Üniversite de tarih profesörü olan Joyce, bu evi kafasına takıntı haline getirmiş ve içerisindeki mistik olayları gün yüzüne çıkarmak istemektedir.Pisişik güçleri olan bir grup ve son kuşak ev sahibi ile birlikte eve bir tur düzenleyerek bilimsel veriler ile dönmeyi planlamaktadır,en çok güvendiği isim ise güçleri ile evlerin üzerine taş bile yağdırabilen Annie'dir.
Gezi başlar ve ilk başta evin bekledikleri kadar mistik ve karanlık olmadığını düşündükleri anda ev çığırından çıkar...
Üç bölümlük dizide ilk iki bölüm oldukça güzel kurgulanmış,ilk bölüm ev hakkındaki hikayeler eşliğinde grubun bir araya getirilmesini, ikinci bölüm bu grubun eve gitmesi ve yerleşmesi, üçüncü bölümün ise gerçeklerin su yüzüne çıkması olarak betimlenebilir. İlk iki bölüm sanki yazarın ağzından izliyormuş hissi verilmişse de son bölüm gizem+korku+heyecan üçgenini aynı anda veremediği ve yazarın duygularının yansıtmadığını düşündüğümden ilk bölümlerin gölgesinde kalmış.Emily Deschanel'e de çok daha güzel bir rol verilebilirmiş.
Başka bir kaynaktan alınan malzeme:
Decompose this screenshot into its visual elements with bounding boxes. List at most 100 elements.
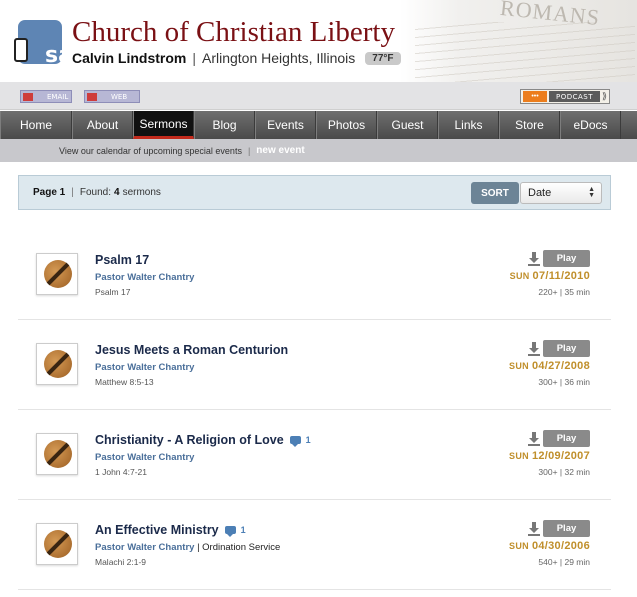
sermon-stats: 300+ | 32 min	[538, 467, 590, 477]
site-header: ROMANS sa Church of Christian Liberty Ca…	[0, 0, 637, 82]
download-icon[interactable]	[528, 522, 540, 536]
new-event-link[interactable]: new event	[256, 145, 304, 156]
updown-arrow-icon: ▲ ▼	[588, 186, 595, 199]
rss-icon: •••	[523, 91, 547, 102]
download-icon[interactable]	[528, 342, 540, 356]
day-of-week: SUN	[509, 541, 529, 551]
comment-bubble-icon	[224, 526, 236, 537]
play-button[interactable]: Play	[543, 520, 590, 537]
phone-icon	[14, 38, 28, 62]
web-button[interactable]: WEB	[84, 90, 140, 103]
sermon-stats: 540+ | 29 min	[538, 557, 590, 567]
nav-home[interactable]: Home	[0, 111, 72, 139]
separator: |	[71, 187, 74, 198]
sermon-thumbnail[interactable]	[36, 523, 78, 565]
nav-sermons[interactable]: Sermons	[133, 111, 194, 139]
sort-button[interactable]: SORT	[471, 182, 519, 204]
page-indicator: Page 1	[33, 187, 66, 198]
location[interactable]: Arlington Heights, Illinois	[202, 50, 355, 66]
sermon-speaker: Pastor Walter Chantry	[95, 452, 194, 463]
event-type: | Ordination Service	[197, 542, 281, 553]
found-suffix: sermons	[122, 187, 161, 198]
download-icon[interactable]	[528, 432, 540, 446]
found-prefix: Found:	[79, 187, 111, 198]
logo-text: sa	[45, 43, 73, 68]
sermon-title[interactable]: An Effective Ministry 1	[95, 523, 246, 537]
sermon-title[interactable]: Psalm 17	[95, 253, 149, 267]
podcast-label: PODCAST	[549, 91, 600, 102]
day-of-week: SUN	[509, 271, 530, 281]
play-button[interactable]: Play	[543, 340, 590, 357]
nav-photos[interactable]: Photos	[316, 111, 377, 139]
play-button[interactable]: Play	[543, 430, 590, 447]
speaker-link[interactable]: Pastor Walter Chantry	[95, 272, 194, 283]
pastor-info: Calvin Lindstrom | Arlington Heights, Il…	[72, 50, 401, 66]
main-nav: Home About Sermons Blog Events Photos Gu…	[0, 111, 637, 139]
sermon-list: Psalm 17 Pastor Walter Chantry Psalm 17 …	[18, 230, 611, 590]
comment-count: 1	[305, 435, 311, 445]
nav-store[interactable]: Store	[499, 111, 560, 139]
date-value: 07/11/2010	[532, 270, 590, 282]
pastor-name: Calvin Lindstrom	[72, 50, 187, 66]
nav-links[interactable]: Links	[438, 111, 499, 139]
comments-link[interactable]: 1	[224, 525, 246, 537]
sermon-row: Christianity - A Religion of Love 1 Past…	[18, 410, 611, 500]
sermon-thumbnail[interactable]	[36, 343, 78, 385]
bible-reference: Psalm 17	[95, 287, 131, 297]
results-toolbar: Page 1 | Found: 4 sermons SORT Date ▲ ▼	[18, 175, 611, 210]
podcast-button[interactable]: ••• PODCAST ⟫	[520, 89, 610, 104]
sermon-title[interactable]: Christianity - A Religion of Love 1	[95, 433, 311, 447]
sermon-title[interactable]: Jesus Meets a Roman Centurion	[95, 343, 288, 357]
sort-select[interactable]: Date ▲ ▼	[520, 182, 602, 204]
audio-disc-icon	[44, 350, 72, 378]
speaker-link[interactable]: Pastor Walter Chantry	[95, 452, 194, 463]
comment-bubble-icon	[289, 436, 301, 447]
podcast-arrow-icon: ⟫	[601, 91, 607, 101]
sermon-title-text[interactable]: An Effective Ministry	[95, 523, 219, 537]
web-label: WEB	[111, 92, 128, 101]
sermon-title-text[interactable]: Psalm 17	[95, 253, 149, 267]
cursor-icon	[87, 92, 97, 101]
sermon-stats: 300+ | 36 min	[538, 377, 590, 387]
nav-guest[interactable]: Guest	[377, 111, 438, 139]
sermon-thumbnail[interactable]	[36, 433, 78, 475]
bible-reference: Matthew 8:5-13	[95, 377, 154, 387]
nav-edocs[interactable]: eDocs	[560, 111, 621, 139]
sermon-row: An Effective Ministry 1 Pastor Walter Ch…	[18, 500, 611, 590]
sermon-date: SUN 04/30/2006	[509, 540, 590, 552]
sermon-thumbnail[interactable]	[36, 253, 78, 295]
sermon-speaker: Pastor Walter Chantry | Ordination Servi…	[95, 542, 280, 553]
day-of-week: SUN	[509, 451, 529, 461]
date-value: 04/27/2008	[531, 360, 590, 372]
sermon-date: SUN 04/27/2008	[509, 360, 590, 372]
day-of-week: SUN	[509, 361, 529, 371]
email-button[interactable]: EMAIL	[20, 90, 72, 103]
sort-value: Date	[528, 187, 552, 199]
page-title[interactable]: Church of Christian Liberty	[72, 16, 395, 49]
bible-text-texture	[415, 22, 635, 82]
comment-count: 1	[240, 525, 246, 535]
nav-about[interactable]: About	[72, 111, 133, 139]
download-icon[interactable]	[528, 252, 540, 266]
speaker-link[interactable]: Pastor Walter Chantry	[95, 362, 194, 373]
temperature-badge: 77°F	[365, 51, 401, 65]
audio-disc-icon	[44, 440, 72, 468]
calendar-link[interactable]: View our calendar of upcoming special ev…	[59, 146, 242, 156]
nav-events[interactable]: Events	[255, 111, 316, 139]
separator: |	[192, 50, 196, 66]
sermon-speaker: Pastor Walter Chantry	[95, 362, 194, 373]
calendar-bar: View our calendar of upcoming special ev…	[0, 139, 637, 162]
sermon-title-text[interactable]: Christianity - A Religion of Love	[95, 433, 284, 447]
envelope-icon	[23, 92, 33, 101]
date-value: 04/30/2006	[531, 540, 590, 552]
sermon-stats: 220+ | 35 min	[538, 287, 590, 297]
audio-disc-icon	[44, 530, 72, 558]
nav-blog[interactable]: Blog	[194, 111, 255, 139]
date-value: 12/09/2007	[531, 450, 590, 462]
bible-reference: Malachi 2:1-9	[95, 557, 147, 567]
found-number: 4	[114, 187, 120, 198]
comments-link[interactable]: 1	[289, 435, 311, 447]
sermon-title-text[interactable]: Jesus Meets a Roman Centurion	[95, 343, 288, 357]
speaker-link[interactable]: Pastor Walter Chantry	[95, 542, 194, 553]
play-button[interactable]: Play	[543, 250, 590, 267]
Tanıdık aktörler,seçilmiş güzel ev, yaratılmaya çalışılan mistik ortam için bile izlenir.izleyecek yada izlemeyecek herkesin imdb sayfasındaki dizi trailerini mutlaka izlemesini öneririm. 
The Diary of Ellen Rimbauer (2003) isimli devam filmi de mevcuttur.




Are You There, Chelsea? (2011)


Chelsea içkiye dua edecek ölçüde tutkun bir gece kuşudur, son vakası karakolda bittiğinden hayatına çeki düzen vermeye çalışır, hamile kardeşi, aklı havada babası, koruyucu kız arkadaşı bu durumdan memnun olsa da beğenileri epeyce farkı olan Chelsea için bu iş çok da kolay değildir.
İlk bölüm itibari ile dilimde güzel bir tat bırakmadı, 2 Broke Girls'e benzerliği ise ayrı bir komedi, sevilirse tam sevilecek, sevilmez ise de hiç beğenilmeyecek tipi dizileriden.Yalnız Laura Prepon kendini bu dizi için harcamış diyorum, oldukça yetenekli, sesi ve fiziği dikkat çekici bu aktrist güzel bir drama yada fantazi yapımında çok güzel giderdi.